Wednesday, 8 January 2014

The Eve of the War (1913, 1963, 201?)

2014 is an unusual new year. It is dominated not by looking forwards but by looking back. Our retrospective culture is relishing its biggest opportunity yet. 2014 marks the first year of the centenary anniversaries of the First World War: we are set to have four years of analysis, mourning, re-enactments, school trips and political positioning. In Britain, the Tory education secretary Michal Gove has been quick off the mark, saying that it is time to overturn left-wing criticisms of the War. He accuses leftist historians and artists of misinterpreting it as ‘a series of catastrophic mistakes perpetrated by an out-of-touch elite’. Gove wants us to instead praise ‘patriotic leaders’ who were fighting a ‘just war’. He has also claimed that ‘the past has never had a better future’.
            I hope that amongst all the retrospection, re-evaluation and squabbling, there is time to look at the eve of the war. What is often most interesting about great conflicts is the world that they leave behind. Britain didn’t just lose a generation of men in the First World War, it said goodbye to a whole way of life. Some of the best art about war has depicted societies that are on the verge of eclipse: Cabaret, Oh! What a Lovely War, An Inspector Calls, even the first series of Downton Abbey.
            2014 is the anniversary of another cataclysmic event. It marks 50 years since the first British pop invasion of America. On 1 February 1964, ‘I Want to Hold Your Hand’ by the Beatles reached number one in the Billboard Hot 100. On 9 February, the Beatles made their first appearance on the Ed Sullivan Show, attracting an estimated 73 million viewers. Although by no means as tragic as the First World War, Beatlemania wrought havoc upon a previous way of being. In his appropriately titled book, How the Beatles Destroyed Rock ‘n’ Roll, Elijah Ward outlines the effects of the group’s success.
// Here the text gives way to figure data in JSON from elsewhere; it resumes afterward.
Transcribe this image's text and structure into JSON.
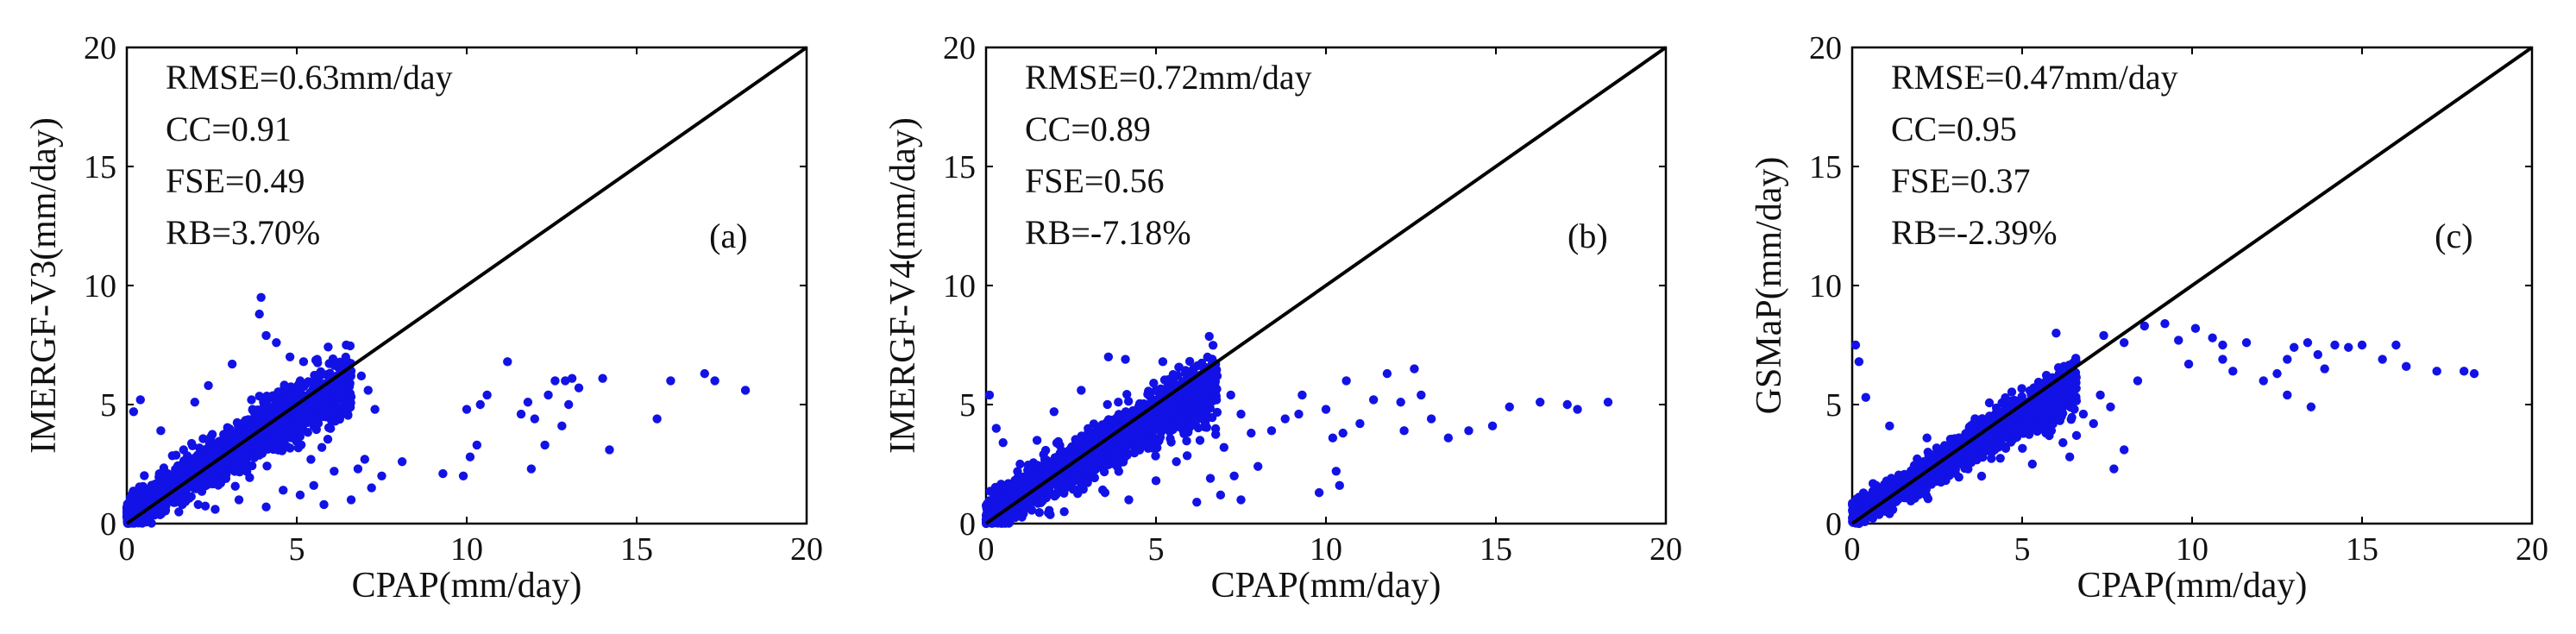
{
  "chart_data": [
    {
      "panel_label": "(a)",
      "type": "scatter",
      "xlabel": "CPAP(mm/day)",
      "ylabel": "IMERGF-V3(mm/day)",
      "xlim": [
        0,
        20
      ],
      "ylim": [
        0,
        20
      ],
      "xticks": [
        "0",
        "5",
        "10",
        "15",
        "20"
      ],
      "yticks": [
        "0",
        "5",
        "10",
        "15",
        "20"
      ],
      "stats": [
        "RMSE=0.63mm/day",
        "CC=0.91",
        "FSE=0.49",
        "RB=3.70%"
      ],
      "reference_line": {
        "name": "1:1 line",
        "from": [
          0,
          0
        ],
        "to": [
          20,
          20
        ]
      },
      "dense_cluster": {
        "x_range": [
          0,
          6.6
        ],
        "slope": 0.87,
        "spread": 0.75
      },
      "points": [
        [
          3.95,
          9.5
        ],
        [
          3.9,
          8.8
        ],
        [
          4.4,
          7.6
        ],
        [
          4.1,
          7.9
        ],
        [
          5.2,
          6.8
        ],
        [
          6.4,
          6.6
        ],
        [
          6.9,
          6.2
        ],
        [
          7.1,
          5.6
        ],
        [
          7.3,
          4.8
        ],
        [
          6.5,
          4.6
        ],
        [
          7.0,
          2.7
        ],
        [
          6.8,
          2.3
        ],
        [
          7.2,
          1.5
        ],
        [
          6.6,
          1.0
        ],
        [
          5.8,
          0.8
        ],
        [
          6.1,
          2.2
        ],
        [
          5.5,
          1.6
        ],
        [
          7.5,
          2.0
        ],
        [
          8.1,
          2.6
        ],
        [
          9.3,
          2.1
        ],
        [
          9.9,
          2.0
        ],
        [
          10.1,
          2.8
        ],
        [
          10.3,
          3.3
        ],
        [
          10.0,
          4.8
        ],
        [
          10.4,
          5.0
        ],
        [
          10.6,
          5.4
        ],
        [
          11.2,
          6.8
        ],
        [
          11.6,
          4.6
        ],
        [
          11.8,
          5.1
        ],
        [
          12.0,
          4.4
        ],
        [
          12.4,
          5.4
        ],
        [
          12.6,
          6.0
        ],
        [
          12.9,
          6.0
        ],
        [
          13.1,
          6.1
        ],
        [
          13.3,
          5.7
        ],
        [
          13.0,
          5.0
        ],
        [
          12.8,
          4.1
        ],
        [
          12.3,
          3.3
        ],
        [
          11.9,
          2.3
        ],
        [
          14.2,
          3.1
        ],
        [
          14.0,
          6.1
        ],
        [
          15.6,
          4.4
        ],
        [
          16.0,
          6.0
        ],
        [
          17.0,
          6.3
        ],
        [
          17.3,
          6.0
        ],
        [
          18.2,
          5.6
        ],
        [
          2.1,
          0.8
        ],
        [
          2.6,
          0.6
        ],
        [
          3.3,
          1.0
        ],
        [
          4.6,
          1.4
        ],
        [
          5.1,
          1.2
        ],
        [
          4.1,
          0.7
        ],
        [
          0.2,
          4.7
        ],
        [
          0.4,
          5.2
        ],
        [
          1.0,
          3.9
        ],
        [
          2.4,
          5.8
        ],
        [
          3.1,
          6.7
        ],
        [
          2.0,
          5.1
        ],
        [
          4.8,
          7.0
        ],
        [
          5.6,
          6.9
        ]
      ]
    },
    {
      "panel_label": "(b)",
      "type": "scatter",
      "xlabel": "CPAP(mm/day)",
      "ylabel": "IMERGF-V4(mm/day)",
      "xlim": [
        0,
        20
      ],
      "ylim": [
        0,
        20
      ],
      "xticks": [
        "0",
        "5",
        "10",
        "15",
        "20"
      ],
      "yticks": [
        "0",
        "5",
        "10",
        "15",
        "20"
      ],
      "stats": [
        "RMSE=0.72mm/day",
        "CC=0.89",
        "FSE=0.56",
        "RB=-7.18%"
      ],
      "reference_line": {
        "name": "1:1 line",
        "from": [
          0,
          0
        ],
        "to": [
          20,
          20
        ]
      },
      "dense_cluster": {
        "x_range": [
          0,
          6.8
        ],
        "slope": 0.82,
        "spread": 0.8
      },
      "points": [
        [
          3.6,
          7.0
        ],
        [
          4.1,
          6.9
        ],
        [
          5.2,
          6.8
        ],
        [
          6.1,
          6.5
        ],
        [
          6.8,
          6.2
        ],
        [
          7.2,
          5.4
        ],
        [
          7.5,
          4.6
        ],
        [
          7.8,
          3.8
        ],
        [
          7.0,
          3.2
        ],
        [
          7.3,
          2.0
        ],
        [
          6.6,
          1.9
        ],
        [
          6.9,
          1.2
        ],
        [
          6.2,
          0.9
        ],
        [
          7.5,
          1.0
        ],
        [
          8.0,
          2.4
        ],
        [
          8.4,
          3.9
        ],
        [
          8.8,
          4.4
        ],
        [
          9.3,
          5.4
        ],
        [
          9.2,
          4.6
        ],
        [
          10.0,
          4.8
        ],
        [
          10.2,
          3.6
        ],
        [
          10.5,
          3.8
        ],
        [
          10.3,
          2.2
        ],
        [
          10.4,
          1.6
        ],
        [
          10.6,
          6.0
        ],
        [
          11.0,
          4.2
        ],
        [
          11.4,
          5.2
        ],
        [
          11.8,
          6.3
        ],
        [
          12.2,
          5.1
        ],
        [
          12.3,
          3.9
        ],
        [
          12.6,
          6.5
        ],
        [
          12.8,
          5.4
        ],
        [
          13.1,
          4.4
        ],
        [
          13.6,
          3.6
        ],
        [
          14.2,
          3.9
        ],
        [
          14.9,
          4.1
        ],
        [
          15.4,
          4.9
        ],
        [
          16.3,
          5.1
        ],
        [
          17.1,
          5.0
        ],
        [
          17.4,
          4.8
        ],
        [
          18.3,
          5.1
        ],
        [
          0.1,
          5.4
        ],
        [
          0.3,
          4.0
        ],
        [
          0.5,
          3.4
        ],
        [
          1.0,
          2.5
        ],
        [
          1.5,
          3.5
        ],
        [
          2.0,
          4.7
        ],
        [
          2.8,
          5.6
        ],
        [
          2.3,
          0.5
        ],
        [
          3.5,
          1.3
        ],
        [
          4.2,
          1.0
        ],
        [
          5.0,
          1.8
        ],
        [
          5.6,
          2.6
        ],
        [
          9.8,
          1.3
        ]
      ]
    },
    {
      "panel_label": "(c)",
      "type": "scatter",
      "xlabel": "CPAP(mm/day)",
      "ylabel": "GSMaP(mm/day)",
      "xlim": [
        0,
        20
      ],
      "ylim": [
        0,
        20
      ],
      "xticks": [
        "0",
        "5",
        "10",
        "15",
        "20"
      ],
      "yticks": [
        "0",
        "5",
        "10",
        "15",
        "20"
      ],
      "stats": [
        "RMSE=0.47mm/day",
        "CC=0.95",
        "FSE=0.37",
        "RB=-2.39%"
      ],
      "reference_line": {
        "name": "1:1 line",
        "from": [
          0,
          0
        ],
        "to": [
          20,
          20
        ]
      },
      "dense_cluster": {
        "x_range": [
          0,
          6.6
        ],
        "slope": 0.83,
        "spread": 0.55
      },
      "points": [
        [
          0.1,
          7.5
        ],
        [
          0.2,
          6.8
        ],
        [
          0.4,
          5.3
        ],
        [
          1.1,
          4.1
        ],
        [
          2.2,
          3.6
        ],
        [
          6.0,
          8.0
        ],
        [
          7.4,
          7.9
        ],
        [
          8.0,
          7.6
        ],
        [
          8.6,
          8.3
        ],
        [
          9.2,
          8.4
        ],
        [
          9.6,
          7.7
        ],
        [
          10.1,
          8.2
        ],
        [
          10.6,
          7.8
        ],
        [
          10.9,
          7.5
        ],
        [
          11.2,
          6.4
        ],
        [
          11.6,
          7.6
        ],
        [
          12.1,
          6.0
        ],
        [
          12.5,
          6.3
        ],
        [
          12.8,
          6.9
        ],
        [
          13.0,
          7.4
        ],
        [
          13.4,
          7.6
        ],
        [
          13.7,
          7.1
        ],
        [
          13.9,
          6.5
        ],
        [
          14.2,
          7.5
        ],
        [
          14.6,
          7.4
        ],
        [
          15.0,
          7.5
        ],
        [
          15.6,
          6.9
        ],
        [
          16.0,
          7.5
        ],
        [
          16.3,
          6.6
        ],
        [
          17.2,
          6.4
        ],
        [
          18.0,
          6.4
        ],
        [
          18.3,
          6.3
        ],
        [
          13.5,
          4.9
        ],
        [
          12.8,
          5.4
        ],
        [
          10.9,
          6.9
        ],
        [
          9.9,
          6.7
        ],
        [
          8.4,
          6.0
        ],
        [
          7.6,
          4.9
        ],
        [
          7.1,
          4.2
        ],
        [
          6.8,
          4.6
        ],
        [
          6.6,
          3.7
        ],
        [
          7.3,
          5.4
        ],
        [
          8.0,
          3.1
        ],
        [
          6.2,
          3.4
        ],
        [
          5.7,
          3.8
        ],
        [
          5.3,
          2.5
        ],
        [
          6.4,
          2.8
        ],
        [
          7.7,
          2.3
        ]
      ]
    }
  ]
}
They ‘transformed teenage dance music into a mature art form’; they recast black music ‘as the roots of rock’n’roll rather than as part of its evolving present’; they promoted the recording studio at the expense of live music; they introduced the idea of the self-contained group; they introduced the idea that artists should write their own songs.
            I’m sure that this year will see commemorative analyses of the British invasion. As with the First World War, however, I hope some attention is paid to the world that existed before this cataclysm. I love the pre-Beatles musical era: rock ‘n’ roll, the Brill Building, American Bandstand, Alan Freed. If we look closely at it, though, something curious materializes. The modern pop landscape looks a lot like the world the Beatles were supposed to have destroyed. We have manufactured teen idols and girl groups. Black music of all kinds is dominant. Hit songs are just as likely to be written by teams of songwriters as they are by the recording artists. Cover versions are rife. Live music is apparently generating more money than recordings. Dance crazes are breaking out all over again - last new year I was dancing Gangnam Style, this new year I was doing the Twist.
            And maybe the state of pop music should make us think again about the eve of the First World War. The British Prime Minister at the time was Herbert Asquith. Like the current Prime Minister, David Cameron, he was educated at an independent school and Oxford University. The early Edwardian era in Britain was the last period without the semblance of a welfare state (the Liberal government introduced pensions in 1908, National Insurance in 1911, and Health Insurance in 1911). The future has never had a more appropriate past.